Monsieur le Premier ministre, quelles décisions entendez-vous prendre, d’abord pour revenir au plus vite sur votre décision indécente de déplacer ces toxicomanes ; ensuite, pour apporter une réponse sécuritaire, mais aussi sanitaire, en mettant les toxicomanes à l’abri et en les soignant ; enfin, pour que la Seine-Saint-Denis et la dignité de ses habitants soient respectées ? (Applaudissements sur les bancs des groupes GDR, SOC, FI et LT.)

La parole est à M. le ministre de l’intérieur.
M. Gérald Darmanin, ministre de l’intérieur.
Monsieur Peu, derrière votre intervention, il y a des femmes, des hommes et parfois des enfants, qu’il s’agisse des riverains de Paris ou de Seine-Saint-Denis, ou de ceux que l’on peut qualifier de toxicomanes – je ne reprendrai pas le mot que vous avez utilisé, qui a largement dépassé votre pensée (Gestes d’incompréhension sur les bancs du groupe GDR) , car nous savons que vous êtes un humaniste.
Nous ne déplaçons pas la misère.
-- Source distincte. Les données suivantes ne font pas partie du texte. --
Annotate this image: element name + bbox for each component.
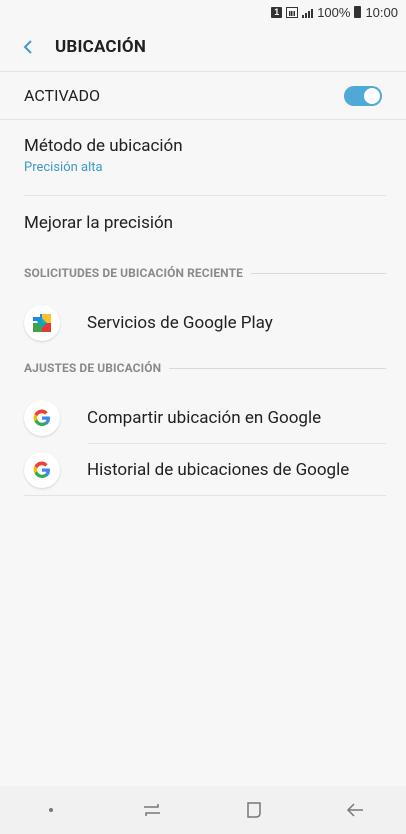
improve-accuracy-title: Mejorar la precisión [24, 213, 174, 233]
location-method-item[interactable]: Método de ubicación Precisión alta [24, 136, 386, 175]
recents-icon[interactable] [122, 790, 182, 830]
toggle-label: ACTIVADO [24, 86, 100, 105]
section-title: AJUSTES DE UBICACIÓN [24, 361, 162, 375]
location-settings-header: AJUSTES DE UBICACIÓN [24, 361, 386, 375]
app-row-share-location[interactable]: Compartir ubicación en Google [24, 395, 386, 441]
google-play-services-icon [24, 305, 60, 341]
data-signal-icon [286, 6, 299, 18]
app-label: Servicios de Google Play [87, 313, 273, 333]
dot-icon[interactable] [21, 790, 81, 830]
divider [24, 195, 386, 196]
back-arrow-icon[interactable] [325, 790, 385, 830]
app-bar: UBICACIÓN [0, 24, 406, 70]
sim-icon: 1 [271, 6, 283, 18]
status-bar: 1 100% 10:00 [0, 0, 406, 24]
location-method-value: Precisión alta [24, 160, 103, 175]
google-g-icon [24, 452, 60, 488]
divider [24, 495, 386, 496]
battery-icon [354, 6, 362, 18]
section-line [250, 272, 386, 274]
google-g-icon [24, 400, 60, 436]
section-title: SOLICITUDES DE UBICACIÓN RECIENTE [24, 266, 243, 280]
app-label: Historial de ubicaciones de Google [87, 460, 350, 480]
signal-strength-icon [302, 7, 314, 18]
recent-requests-header: SOLICITUDES DE UBICACIÓN RECIENTE [24, 266, 386, 280]
location-method-title: Método de ubicación [24, 136, 183, 156]
app-row-location-history[interactable]: Historial de ubicaciones de Google [24, 447, 386, 493]
battery-percent: 100% [317, 4, 351, 20]
app-label: Compartir ubicación en Google [87, 408, 322, 428]
home-icon[interactable] [224, 790, 284, 830]
page-title: UBICACIÓN [55, 37, 147, 57]
improve-accuracy-item[interactable]: Mejorar la precisión [24, 213, 386, 233]
divider [88, 443, 386, 444]
location-toggle-row[interactable]: ACTIVADO [0, 71, 406, 120]
switch-knob [364, 87, 380, 104]
section-line [169, 367, 386, 369]
location-switch[interactable] [344, 85, 382, 106]
chevron-left-icon[interactable] [16, 35, 40, 59]
navigation-bar [0, 786, 406, 834]
clock: 10:00 [365, 4, 398, 20]
app-row-google-play-services[interactable]: Servicios de Google Play [24, 300, 386, 346]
À Paris, depuis vingt ans, une drogue a des consommateurs de plus en plus nombreux – près de cent pour cent de ceux qui l’utilisent sont dépendants – ; elle les tue au bout d’un an, dans des conditions ignobles, après leur avoir fait perdre leurs dents, leurs cheveux. On l’appelle le crack. Elle est importée depuis les Antilles et, pour partie, depuis l’Afrique. Nous luttons fortement contre ces trafics, quoique peut-être pas assez, et nous obtenons de bons résultats, même s’ils ne suffisent pas.
Je serai bref, à cause du temps limité qui m’est imparti ; les consommateurs de cette drogue se sont regroupés dans un jardin parisien. La maire de Paris, pour les mêmes raisons que vous, a souhaité fermer ce jardin et les évacuer, sans concertation avec l’État. Ils se sont donc installés dans la rue Riquet et aux alentours de celle-ci, provoquant, ces dernières semaines, une dizaine d’agressions verbales ou physiques, parfois sexuelles. Nous devons trouver des lieux pour accueillir ces personnes – la mairie de Paris doit en proposer.

M. Stéphane Peu.
Avenue Montaigne !

M. Gérald Darmanin, ministre.
Constatant cette situation absolument inacceptable et à la demande de la maire de Paris et d’autres élus, j’ai pris la responsabilité de déplacer ces personnes dans le square de la porte de La Villette, à Paris, qui a l’avantage de ne pas avoir de riverains immédiats – ce point est très important, nous irons ensemble si vous le voulez.

M. Stéphane Peu.
Je connais, j’y habite, vous savez !

M. Gérald Darmanin, ministre.
Cette solution est très temporaire ; elle ne pourra durer que quelques heures ou quelques jours. Nous avons en outre déployé les moyens policiers et matériels permettant d’éviter que ces personnes ne se rendent en Seine-Saint-Denis. Jeudi matin, une réunion, qui se tiendra sous l’autorité du préfet de la région d’Île-de-France et du préfet de police de Paris, avec tous les élus qui souhaitent y participer, permettra de mettre fin très rapidement à la situation. Il faut pour cela que la mairie de Paris nous propose des lieux.
vous avez raison, ce n’est pas une question de sécurité, mais bien une question sanitaire.